現在、自分の会社の第1本目として、生活習慣病の予防をテーマとしたゲームの開発を進めています。2018年10月に公益財団法人 丸和育志会様から、この事業計画について優秀プロジェクト賞をいただきました。

記者 ニーズがあるということですね
後藤 賞をいただけたこと、自分の活動に理解をしてくれる人がいたということが本当に嬉しかったです。

「人間が人間としてどうあるべきか」
Q4:AIが活躍する時代に求められるニーズとは何だと思いますか?

後藤 AIは、今のスマホと同じくらい生活に溶けていくでしょう。おそらく、車などの交通機関や電信機器すべてにAIが入っていくと思います。
昔、JRに切符を切る駅員さんがいましたが、それが自動改札に変わったからといって、駅員さんの尊厳が失われるということはないですよね。人間がしなくてもいいことをAIがしてくれて、しかも、人間以上にいい仕事をするようなる…。
そうなると、人間は本当にするべき生産的な活動に集中できるので、働き方も変わってくるのではないかと思います。人間がAIに頼り切ってしまうという問題が出てくる懸念もあるので、人間は人間で、もっと進化することが求められるのではないかと思います。
人間が人間としてどうあるべきか、ということが問われてくるのではないでしょうか。

記者 人間にしかできないこととは、どのようなことだと思いますか?

後藤 人間にとって大切なことは、結局、思い出や家族、友情であったり、人と人との繋がりで、あとは全部二次的なものなのではないかと思います。AIの登場によって、本当の意味でそこに集中できる時代になると思っています。

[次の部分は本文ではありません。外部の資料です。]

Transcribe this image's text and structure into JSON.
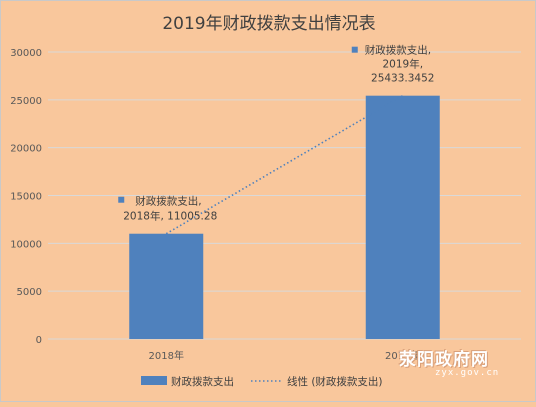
{
  "chart_data": {
    "type": "bar",
    "title": "2019年财政拨款支出情况表",
    "categories": [
      "2018年",
      "2019年"
    ],
    "series": [
      {
        "name": "财政拨款支出",
        "values": [
          11005.28,
          25433.3452
        ]
      }
    ],
    "trendline": {
      "name": "线性 (财政拨款支出)",
      "style": "dotted"
    },
    "data_labels": [
      {
        "series": "财政拨款支出,",
        "category": "2018年, 11005.28"
      },
      {
        "series": "财政拨款支出,",
        "category": "2019年,",
        "value": "25433.3452"
      }
    ],
    "ylim": [
      0,
      30000
    ],
    "yticks": [
      "0",
      "5000",
      "10000",
      "15000",
      "20000",
      "25000",
      "30000"
    ],
    "grid": true,
    "legend_position": "bottom",
    "colors": {
      "bar": "#4f81bd",
      "background": "#f9c79c",
      "grid": "#d9d9d9",
      "trend": "#4f81bd"
    }
  },
  "watermark": {
    "main": "荥阳政府网",
    "sub": "zyx.gov.cn"
  }
}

そこから生み出されるものは、次の人の教育であったり、未知の探索であったり、人と人が繋がって創り上げる物語でしょうか。そんなアートな部分というのが人間がするべきことかなと思います。

「自らが困難を乗り越えていける世界を創りたい」
Q5:どんな美しい時代を創っていきたいですか?

後藤 そうですね。私はやはり、差別もいじめも社会問題もない時代にしたいです。おそらく、ないといってもあるでしょう。いろいろな人がいるので。ですが、あったとしても乗り越えていける世界にしたいです。
一人ひとりが輝いていて、馬鹿にする人もいなくて、差別もなくて、どんな災害が起きてもみんなが助けてくれて、自らも乗り越えていける、そうなったら、すごく美しい世界だなと思います。

あとやはり、感動、ですね。
ゲームを作っていて、感動って、すべての根源だとつくづく思うのです。
感動も創っていきたいです!

「自分のストーリーを発信しましょう!」
Q6:読者にメッセージをいただけますか?

後藤 「自分のストーリーを発信しましょう!」と伝えたいですね。
その人にしかないストーリー・物語が必ずあって、そこに他の人からみたときに気づきや感動があります。それは、世界が共有すべき物語だなって、思います。
気づかないんですよ、自分では。自分が生まれた環境や自分の行動は自分では当たり前で、でもそこで一所懸命生きている姿は、他の人からみると、気づきや感動に溢れていたりします。
発信することによって、感動した人が次の感動を創って、また感動を創って、その感動の連鎖が世界中に広がるような気がするんです。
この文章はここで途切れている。